Lewandowski is contracted to Bayern until the end of next season, but he is attempting to engineer a move to Camp Nou a year earlier amid interest from the Catalan giants.

The Poland captain declared his story was over at Bayern at the end of May, as disputes over contract proposals between his agent and the Bundesliga champions continued.

While Lewandowski appears intent on joining Xavi’s side, there remain questions as to the finances behind a deal, with LaLiga boss Javier Tebas stating Barca cannot afford the 33-year-old unless they sell at least one prized asset.

Blaugrana president Joan Laporta hit back at Tebas’ comments, but Barca’s economic vice president Eduard Romeu admitted the club must sell players before they would be in a position to land Lewandowski.

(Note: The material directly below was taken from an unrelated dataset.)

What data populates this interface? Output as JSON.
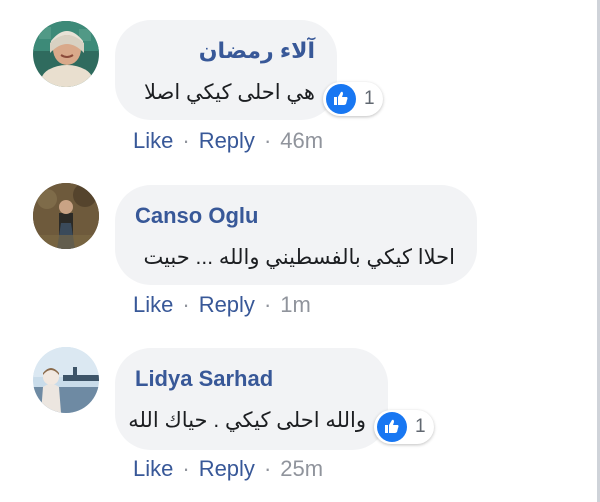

Manchester City boss and Blaugrana legend Guardiola, speaking at the Legends Golf Trophy event in Mallorca, expressed his doubts over whether Lewandowski will move to Spain.

“It seems that they have it difficult,” he said on Monday. “His career speaks for itself. We are talking about Lewandowski, he adapts to any place.

“But I don’t know, I don’t know if the economic situation can allow him to join, I don’t know if Bayern will let him go. I already have other problems!”

Guardiola guided City to their fourth Premier League title in five seasons last month and his side will be bolstered by the imminent arrival of Erling Haaland from Borussia Dortmund.

It has been reported Bernardo Silva is a target of Barca should Frenkie de Jong leave for Manchester United.

Guardiola would only comment on Barca’s financial situation, though, as he detailed his hopes that the Blaugrana will return as a dominant force in his homeland.

“Looks like they’re having it tough,” he said when asked of Silva. “I hope everything goes well for them but with the situation they have they cannot do great things.

“There are moments in history, everyone has to accept it when the situation is the way it is and sometimes going with low expectations will help you to rise very quickly.

“The expectations can be low because of the situation not because of the lack of quality of the coaches, the players or the board of directors. 

“The perception I have is good, but you have to go calmly. Everyone knows that if the situation isn’t good you can’t make big signings. You have to think about winning the next game.”